Clumped!
My Magical Litter Box
I just read a story in Muddyum by BOFace. It was a tale about talking pee. His pee. His disturbed mind meshed this with aliens, the James Webb telescope, and The Little Drummer Boy. No, not the pimpled teen drumming in the school band of musical miscreants, but the Christmas song. I wonder what would happen if he relieved himself alongside of other pee’ers in a public bathroom during Christmas; would he hear carolers, and if so, would he flush? Would the urinal cake join in the merriment?
His story rattled my brain enough to remember my talking pee story. No, not about my pee; I have, of course, already written a rambling personal pee story. It’s my cat’s pee. Specifically, the pee litter clumps.
It started fifteen-years ago upon the death of my bitter, eccentric aunt. She thought I was silly and superficial (read: useless), but she despised everyone else. It was a revenge bequest. I was suddenly rich, very, very rich and very, very overwhelmed. I needed guidance. I was lost amidst my new riches.
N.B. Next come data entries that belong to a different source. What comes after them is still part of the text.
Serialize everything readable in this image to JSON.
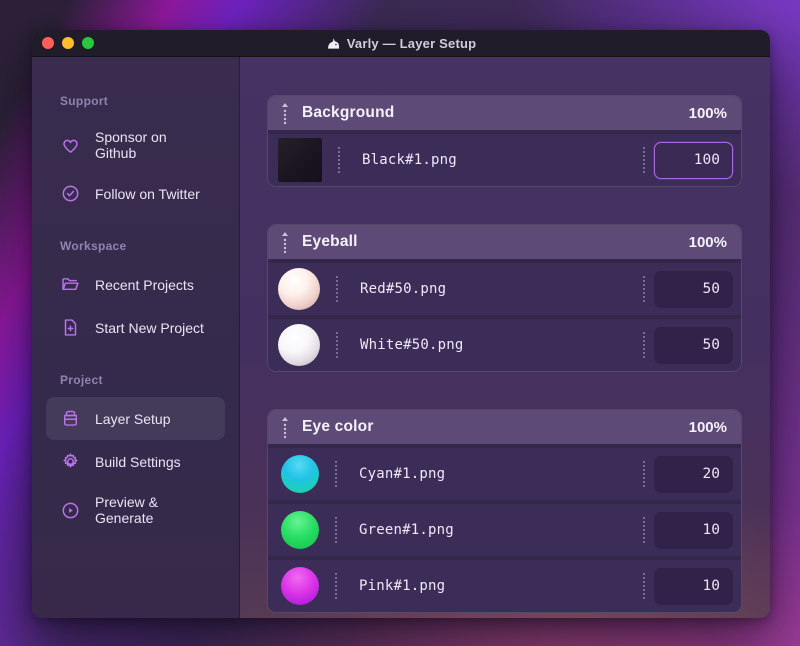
{
  "window": {
    "title": "Varly — Layer Setup",
    "app_icon": "unicorn",
    "traffic_lights": {
      "close": "#ff5f57",
      "minimize": "#febc2e",
      "zoom": "#28c840"
    }
  },
  "sidebar": {
    "sections": [
      {
        "label": "Support",
        "items": [
          {
            "label": "Sponsor on Github",
            "icon": "heart-icon"
          },
          {
            "label": "Follow on Twitter",
            "icon": "verified-badge-icon"
          }
        ]
      },
      {
        "label": "Workspace",
        "items": [
          {
            "label": "Recent Projects",
            "icon": "folder-open-icon"
          },
          {
            "label": "Start New Project",
            "icon": "file-plus-icon"
          }
        ]
      },
      {
        "label": "Project",
        "items": [
          {
            "label": "Layer Setup",
            "icon": "archive-box-icon",
            "active": true
          },
          {
            "label": "Build Settings",
            "icon": "gear-icon"
          },
          {
            "label": "Preview & Generate",
            "icon": "play-circle-icon"
          }
        ]
      }
    ]
  },
  "layer_setup": {
    "groups": [
      {
        "name": "Background",
        "weight": "100%",
        "layers": [
          {
            "file": "Black#1.png",
            "value": "100",
            "thumbnail": "black-swatch",
            "focused": true
          }
        ]
      },
      {
        "name": "Eyeball",
        "weight": "100%",
        "layers": [
          {
            "file": "Red#50.png",
            "value": "50",
            "thumbnail": "red-sphere"
          },
          {
            "file": "White#50.png",
            "value": "50",
            "thumbnail": "white-sphere"
          }
        ]
      },
      {
        "name": "Eye color",
        "weight": "100%",
        "layers": [
          {
            "file": "Cyan#1.png",
            "value": "20",
            "thumbnail": "cyan-sphere"
          },
          {
            "file": "Green#1.png",
            "value": "10",
            "thumbnail": "green-sphere"
          },
          {
            "file": "Pink#1.png",
            "value": "10",
            "thumbnail": "pink-sphere"
          }
        ]
      }
    ]
  },
  "colors": {
    "accent": "#b873ec",
    "focus_border": "#a968e4",
    "sidebar_bg": "#372a4d",
    "main_bg": "#443060",
    "group_header_bg": "#5d4a76",
    "row_bg": "#3c2c58",
    "titlebar_bg": "#211c29",
    "traffic_red": "#ff5f57",
    "traffic_yellow": "#febc2e",
    "traffic_green": "#28c840",
    "thumb_black": "#1a141f",
    "thumb_cyan": "#22c2e6",
    "thumb_green": "#27dd62",
    "thumb_pink": "#dd35e6"
  }
}
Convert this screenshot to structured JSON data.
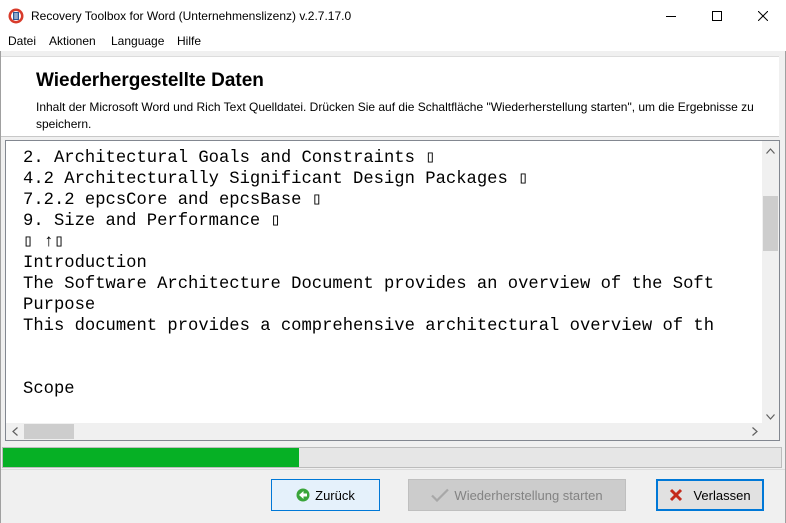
{
  "window": {
    "title": "Recovery Toolbox for Word (Unternehmenslizenz) v.2.7.17.0",
    "app_icon": "recovery-toolbox-word-icon",
    "controls": [
      "minimize-icon",
      "maximize-icon",
      "close-icon"
    ]
  },
  "menu": {
    "items": [
      "Datei",
      "Aktionen",
      "Language",
      "Hilfe"
    ]
  },
  "header": {
    "title": "Wiederhergestellte Daten",
    "description": "Inhalt der Microsoft Word und Rich Text Quelldatei. Drücken Sie auf die Schaltfläche \"Wiederherstellung starten\", um die Ergebnisse zu speichern."
  },
  "viewer": {
    "lines": [
      "2. Architectural Goals and Constraints ▯",
      "4.2 Architecturally Significant Design Packages ▯",
      "7.2.2 epcsCore and epcsBase ▯",
      "9. Size and Performance ▯",
      "▯ ↑▯",
      "Introduction",
      "The Software Architecture Document provides an overview of the Soft",
      "Purpose",
      "This document provides a comprehensive architectural overview of th",
      "",
      "",
      "Scope"
    ],
    "vertical_scroll_position": 0.2,
    "horizontal_scroll_position": 0.0
  },
  "progress": {
    "value_fraction": 0.38,
    "color": "#06b025"
  },
  "buttons": {
    "back_label": "Zurück",
    "back_icon": "arrow-left-circle-icon",
    "start_label": "Wiederherstellung starten",
    "start_icon": "checkmark-icon",
    "exit_label": "Verlassen",
    "exit_icon": "red-x-icon"
  },
  "colors": {
    "accent": "#0078d7",
    "exit_icon_red": "#c42b1c",
    "back_icon_green": "#3aa53a"
  }
}
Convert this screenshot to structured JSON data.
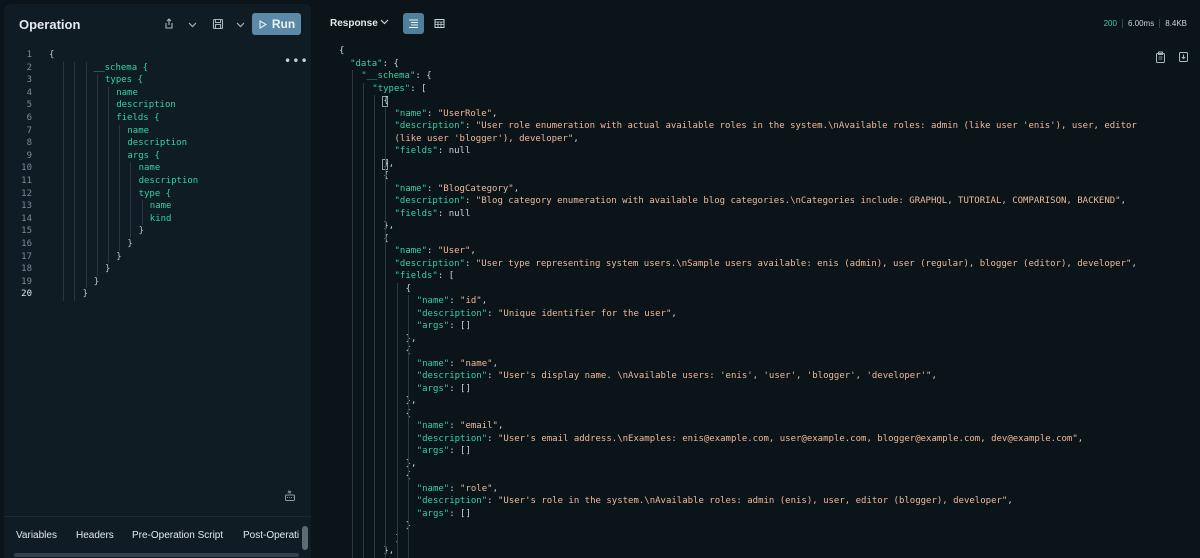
{
  "operation": {
    "title": "Operation",
    "run_label": "Run",
    "more": "•••",
    "lines": [
      {
        "n": "1",
        "indent": 0,
        "text": "{",
        "type": "brace"
      },
      {
        "n": "2",
        "indent": 4,
        "text": "__schema {",
        "type": "field"
      },
      {
        "n": "3",
        "indent": 5,
        "text": "types {",
        "type": "field"
      },
      {
        "n": "4",
        "indent": 6,
        "text": "name",
        "type": "field"
      },
      {
        "n": "5",
        "indent": 6,
        "text": "description",
        "type": "field"
      },
      {
        "n": "6",
        "indent": 6,
        "text": "fields {",
        "type": "field"
      },
      {
        "n": "7",
        "indent": 7,
        "text": "name",
        "type": "field"
      },
      {
        "n": "8",
        "indent": 7,
        "text": "description",
        "type": "field"
      },
      {
        "n": "9",
        "indent": 7,
        "text": "args {",
        "type": "field"
      },
      {
        "n": "10",
        "indent": 8,
        "text": "name",
        "type": "field"
      },
      {
        "n": "11",
        "indent": 8,
        "text": "description",
        "type": "field"
      },
      {
        "n": "12",
        "indent": 8,
        "text": "type {",
        "type": "field"
      },
      {
        "n": "13",
        "indent": 9,
        "text": "name",
        "type": "field"
      },
      {
        "n": "14",
        "indent": 9,
        "text": "kind",
        "type": "field"
      },
      {
        "n": "15",
        "indent": 8,
        "text": "}",
        "type": "brace"
      },
      {
        "n": "16",
        "indent": 7,
        "text": "}",
        "type": "brace"
      },
      {
        "n": "17",
        "indent": 6,
        "text": "}",
        "type": "brace"
      },
      {
        "n": "18",
        "indent": 5,
        "text": "}",
        "type": "brace"
      },
      {
        "n": "19",
        "indent": 4,
        "text": "}",
        "type": "brace"
      },
      {
        "n": "20",
        "indent": 3,
        "text": "}",
        "type": "brace"
      }
    ],
    "active_line": "20"
  },
  "bottom_tabs": [
    "Variables",
    "Headers",
    "Pre-Operation Script",
    "Post-Operati"
  ],
  "response": {
    "title": "Response",
    "status": "200",
    "time": "6.00ms",
    "size": "8.4KB",
    "lines": [
      {
        "i": 0,
        "t": [
          [
            "p",
            "{"
          ]
        ]
      },
      {
        "i": 1,
        "t": [
          [
            "k",
            "\"data\""
          ],
          [
            "p",
            ": {"
          ]
        ]
      },
      {
        "i": 2,
        "t": [
          [
            "k",
            "\"__schema\""
          ],
          [
            "p",
            ": {"
          ]
        ]
      },
      {
        "i": 3,
        "t": [
          [
            "k",
            "\"types\""
          ],
          [
            "p",
            ": ["
          ]
        ]
      },
      {
        "i": 4,
        "t": [
          [
            "p",
            "{"
          ]
        ],
        "cursor": true
      },
      {
        "i": 5,
        "t": [
          [
            "k",
            "\"name\""
          ],
          [
            "p",
            ": "
          ],
          [
            "s",
            "\"UserRole\""
          ],
          [
            "p",
            ","
          ]
        ]
      },
      {
        "i": 5,
        "t": [
          [
            "k",
            "\"description\""
          ],
          [
            "p",
            ": "
          ],
          [
            "s",
            "\"User role enumeration with actual available roles in the system.\\nAvailable roles: admin (like user 'enis'), user, editor"
          ]
        ]
      },
      {
        "i": 5,
        "t": [
          [
            "s",
            "(like user 'blogger'), developer\""
          ],
          [
            "p",
            ","
          ]
        ]
      },
      {
        "i": 5,
        "t": [
          [
            "k",
            "\"fields\""
          ],
          [
            "p",
            ": null"
          ]
        ]
      },
      {
        "i": 4,
        "t": [
          [
            "p",
            "},"
          ]
        ],
        "cursor": true
      },
      {
        "i": 4,
        "t": [
          [
            "p",
            "{"
          ]
        ]
      },
      {
        "i": 5,
        "t": [
          [
            "k",
            "\"name\""
          ],
          [
            "p",
            ": "
          ],
          [
            "s",
            "\"BlogCategory\""
          ],
          [
            "p",
            ","
          ]
        ]
      },
      {
        "i": 5,
        "t": [
          [
            "k",
            "\"description\""
          ],
          [
            "p",
            ": "
          ],
          [
            "s",
            "\"Blog category enumeration with available blog categories.\\nCategories include: GRAPHQL, TUTORIAL, COMPARISON, BACKEND\""
          ],
          [
            "p",
            ","
          ]
        ]
      },
      {
        "i": 5,
        "t": [
          [
            "k",
            "\"fields\""
          ],
          [
            "p",
            ": null"
          ]
        ]
      },
      {
        "i": 4,
        "t": [
          [
            "p",
            "},"
          ]
        ]
      },
      {
        "i": 4,
        "t": [
          [
            "p",
            "{"
          ]
        ]
      },
      {
        "i": 5,
        "t": [
          [
            "k",
            "\"name\""
          ],
          [
            "p",
            ": "
          ],
          [
            "s",
            "\"User\""
          ],
          [
            "p",
            ","
          ]
        ]
      },
      {
        "i": 5,
        "t": [
          [
            "k",
            "\"description\""
          ],
          [
            "p",
            ": "
          ],
          [
            "s",
            "\"User type representing system users.\\nSample users available: enis (admin), user (regular), blogger (editor), developer\""
          ],
          [
            "p",
            ","
          ]
        ]
      },
      {
        "i": 5,
        "t": [
          [
            "k",
            "\"fields\""
          ],
          [
            "p",
            ": ["
          ]
        ]
      },
      {
        "i": 6,
        "t": [
          [
            "p",
            "{"
          ]
        ]
      },
      {
        "i": 7,
        "t": [
          [
            "k",
            "\"name\""
          ],
          [
            "p",
            ": "
          ],
          [
            "s",
            "\"id\""
          ],
          [
            "p",
            ","
          ]
        ]
      },
      {
        "i": 7,
        "t": [
          [
            "k",
            "\"description\""
          ],
          [
            "p",
            ": "
          ],
          [
            "s",
            "\"Unique identifier for the user\""
          ],
          [
            "p",
            ","
          ]
        ]
      },
      {
        "i": 7,
        "t": [
          [
            "k",
            "\"args\""
          ],
          [
            "p",
            ": []"
          ]
        ]
      },
      {
        "i": 6,
        "t": [
          [
            "p",
            "},"
          ]
        ]
      },
      {
        "i": 6,
        "t": [
          [
            "p",
            "{"
          ]
        ]
      },
      {
        "i": 7,
        "t": [
          [
            "k",
            "\"name\""
          ],
          [
            "p",
            ": "
          ],
          [
            "s",
            "\"name\""
          ],
          [
            "p",
            ","
          ]
        ]
      },
      {
        "i": 7,
        "t": [
          [
            "k",
            "\"description\""
          ],
          [
            "p",
            ": "
          ],
          [
            "s",
            "\"User's display name. \\nAvailable users: 'enis', 'user', 'blogger', 'developer'\""
          ],
          [
            "p",
            ","
          ]
        ]
      },
      {
        "i": 7,
        "t": [
          [
            "k",
            "\"args\""
          ],
          [
            "p",
            ": []"
          ]
        ]
      },
      {
        "i": 6,
        "t": [
          [
            "p",
            "},"
          ]
        ]
      },
      {
        "i": 6,
        "t": [
          [
            "p",
            "{"
          ]
        ]
      },
      {
        "i": 7,
        "t": [
          [
            "k",
            "\"name\""
          ],
          [
            "p",
            ": "
          ],
          [
            "s",
            "\"email\""
          ],
          [
            "p",
            ","
          ]
        ]
      },
      {
        "i": 7,
        "t": [
          [
            "k",
            "\"description\""
          ],
          [
            "p",
            ": "
          ],
          [
            "s",
            "\"User's email address.\\nExamples: enis@example.com, user@example.com, blogger@example.com, dev@example.com\""
          ],
          [
            "p",
            ","
          ]
        ]
      },
      {
        "i": 7,
        "t": [
          [
            "k",
            "\"args\""
          ],
          [
            "p",
            ": []"
          ]
        ]
      },
      {
        "i": 6,
        "t": [
          [
            "p",
            "},"
          ]
        ]
      },
      {
        "i": 6,
        "t": [
          [
            "p",
            "{"
          ]
        ]
      },
      {
        "i": 7,
        "t": [
          [
            "k",
            "\"name\""
          ],
          [
            "p",
            ": "
          ],
          [
            "s",
            "\"role\""
          ],
          [
            "p",
            ","
          ]
        ]
      },
      {
        "i": 7,
        "t": [
          [
            "k",
            "\"description\""
          ],
          [
            "p",
            ": "
          ],
          [
            "s",
            "\"User's role in the system.\\nAvailable roles: admin (enis), user, editor (blogger), developer\""
          ],
          [
            "p",
            ","
          ]
        ]
      },
      {
        "i": 7,
        "t": [
          [
            "k",
            "\"args\""
          ],
          [
            "p",
            ": []"
          ]
        ]
      },
      {
        "i": 6,
        "t": [
          [
            "p",
            "}"
          ]
        ]
      },
      {
        "i": 5,
        "t": [
          [
            "p",
            "]"
          ]
        ]
      },
      {
        "i": 4,
        "t": [
          [
            "p",
            "},"
          ]
        ]
      }
    ]
  },
  "icons": {
    "share": "share-icon",
    "save": "save-icon",
    "play": "play-icon",
    "prettify": "prettify-icon",
    "copy": "copy-icon",
    "download": "download-icon",
    "text_view": "text-view-icon",
    "table_view": "table-view-icon"
  },
  "colors": {
    "accent": "#5c8aa6",
    "field": "#2fd3a8",
    "string": "#f0b89a",
    "status_ok": "#2fd3a8"
  }
}
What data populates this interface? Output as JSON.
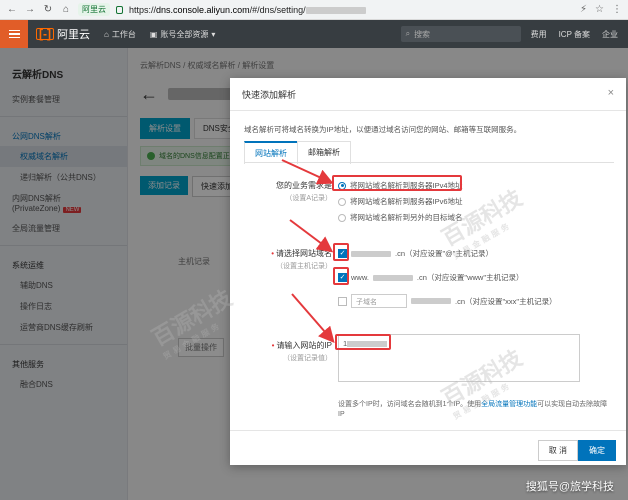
{
  "browser": {
    "site_badge": "阿里云",
    "url_prefix": "https://",
    "url_host": "dns.console.aliyun.com",
    "url_path": "/#/dns/setting/"
  },
  "header": {
    "logo": "阿里云",
    "workbench": "工作台",
    "account_switch": "账号全部资源",
    "search_placeholder": "搜索",
    "right_links": [
      "费用",
      "ICP 备案",
      "企业"
    ]
  },
  "sidebar": {
    "title": "云解析DNS",
    "items": [
      {
        "label": "实例套餐管理",
        "type": "item"
      },
      {
        "label": "公网DNS解析",
        "type": "group"
      },
      {
        "label": "权威域名解析",
        "type": "sub",
        "active": true
      },
      {
        "label": "递归解析（公共DNS）",
        "type": "sub"
      },
      {
        "label": "内网DNS解析 (PrivateZone)",
        "type": "item",
        "tag": "NEW"
      },
      {
        "label": "全局流量管理",
        "type": "item"
      },
      {
        "label": "系统运维",
        "type": "group"
      },
      {
        "label": "辅助DNS",
        "type": "sub"
      },
      {
        "label": "操作日志",
        "type": "sub"
      },
      {
        "label": "运营商DNS缓存刷新",
        "type": "sub"
      },
      {
        "label": "其他服务",
        "type": "group"
      },
      {
        "label": "融合DNS",
        "type": "sub"
      }
    ]
  },
  "main": {
    "breadcrumb": "云解析DNS  /  权威域名解析  /  解析设置",
    "tabs": [
      "解析设置",
      "DNS安全"
    ],
    "notice": "域名的DNS信息配置正",
    "add_record": "添加记录",
    "quick_add": "快速添加解",
    "host_filter": "主机记录",
    "batch_action": "批量操作"
  },
  "modal": {
    "title": "快速添加解析",
    "close": "×",
    "description": "域名解析可将域名转换为IP地址，以便通过域名访问您的网站、邮箱等互联网服务。",
    "tabs": [
      "网站解析",
      "邮箱解析"
    ],
    "need_label": "您的业务需求是",
    "need_hint": "（设置A记录）",
    "options": [
      {
        "label": "将网站域名解析到服务器IPv4地址",
        "checked": true
      },
      {
        "label": "将网站域名解析到服务器IPv6地址",
        "checked": false
      },
      {
        "label": "将网站域名解析到另外的目标域名",
        "checked": false
      }
    ],
    "domain_label": "请选择网站域名",
    "domain_hint": "（设置主机记录）",
    "domain_rows": [
      {
        "suffix": ".cn（对应设置\"@\"主机记录）",
        "checked": true
      },
      {
        "prefix": "www.",
        "suffix": ".cn（对应设置\"www\"主机记录）",
        "checked": true
      },
      {
        "sub_placeholder": "子域名",
        "suffix": ".cn（对应设置\"xxx\"主机记录）",
        "checked": false
      }
    ],
    "ip_label": "请输入网站的IP",
    "ip_hint": "（设置记录值）",
    "ip_value": "1",
    "note_pre": "设置多个IP时，访问域名会随机到1个IP。使用",
    "note_link": "全局流量管理功能",
    "note_post": "可以实现自动去除故障IP",
    "cancel": "取 消",
    "confirm": "确定"
  },
  "watermark": {
    "text": "百源科技",
    "sub": "贸易金融服务"
  },
  "credit": "搜狐号@旅学科技"
}
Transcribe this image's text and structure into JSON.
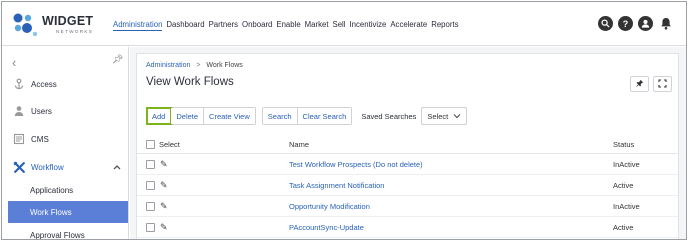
{
  "brand": {
    "name": "WIDGET",
    "sub": "NETWORKS"
  },
  "nav": [
    "Administration",
    "Dashboard",
    "Partners",
    "Onboard",
    "Enable",
    "Market",
    "Sell",
    "Incentivize",
    "Accelerate",
    "Reports"
  ],
  "top_icons": [
    "search-icon",
    "help-icon",
    "user-icon",
    "bell-icon"
  ],
  "sidebar": {
    "items": [
      {
        "label": "Access",
        "icon": "access-icon"
      },
      {
        "label": "Users",
        "icon": "users-icon"
      },
      {
        "label": "CMS",
        "icon": "cms-icon"
      },
      {
        "label": "Workflow",
        "icon": "workflow-icon"
      },
      {
        "label": "Applications"
      },
      {
        "label": "Work Flows"
      },
      {
        "label": "Approval Flows"
      }
    ]
  },
  "breadcrumb": {
    "root": "Administration",
    "separator": ">",
    "current": "Work Flows"
  },
  "page_title": "View Work Flows",
  "toolbar": {
    "add": "Add",
    "delete": "Delete",
    "create_view": "Create View",
    "search": "Search",
    "clear_search": "Clear Search",
    "saved_searches_label": "Saved Searches",
    "select_value": "Select"
  },
  "table": {
    "headers": {
      "select": "Select",
      "name": "Name",
      "status": "Status"
    },
    "rows": [
      {
        "name": "Test Workflow Prospects (Do not delete)",
        "status": "InActive"
      },
      {
        "name": "Task Assignment Notification",
        "status": "Active"
      },
      {
        "name": "Opportunity Modification",
        "status": "InActive"
      },
      {
        "name": "PAccountSync-Update",
        "status": "Active"
      }
    ]
  },
  "colors": {
    "accent": "#2a62b8",
    "selected_bg": "#5b7fd6",
    "highlight": "#7bb31a"
  }
}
I had no idea who to call. I watched TV for ideas. Sarah McLachlan writes mediocre songs, but she loves the ASPCA. I was swayed by her plaintive (read; off key) voice, so I rescued a cat from the local shelter. I spared no expense, for they needed cat items — — food, collar, many toys, and perfumed clumping cat litter.
The cat pee — — remember we are talking about cat pee — -formed perfumed clumps of all sizes and shapes. Clumping litter has the ability to turn ordinary cat pee into meaningful magical clumps. I began to use them instead of my tea leaves. At my age, tea leaves are too small to decipher. I view cat litter clumps as large print tea leaves.
The clumps became stuck together, thus creating different forms. A clump in the shape of a two-story four-plex came into view. Little clump neighborhoods with houses and multiplexes began to form. I was ecstatic! I made an appointment with a realtor to help decipher and advise. I was eager to invest in real estate. However, the appointment with the realtor I found didn’t go as planned. Upon viewing my cat-litter-clump sub-division, she puked all over my carefully organized clumps. I could hear her tires squealing as I removed the vomitty clumps. Asshhole.
Fortunately, the clumps started to show logos of companies listed on the stock exchange. A little bird formed, so I invested in Twitter, while one of the bigger clumps formed PP for PayPal. I was making money, tons of money, but then…
Yes, readers, you guessed it. The cat died. I mean, really, where else can this story go? I had to kill it. Why, you ask? Because this silly story must end; but of course, it won’t. Sorry.
But what happens now? Should I get a new cat or let my mind meander into a parade of non-sequiturs as did poor BOFace?
Read on readers. Stick with this mess.
I was inconsolable and utterly despondent over the death of my feline financial advisor. Once again, I was lost. Night after night, I sat by the box in the hope the spirit of Fluffy would return to piss. I changed the litter every day and even used different brands. Insomnia and alcoholism plagued me. I needed my magical clumps to guide me, but none appeared.
Epilogue
The psychic I saw and subsequently married emptied my bank accounts. I am going to AA. I was strongly advised to take writing classes. Duh.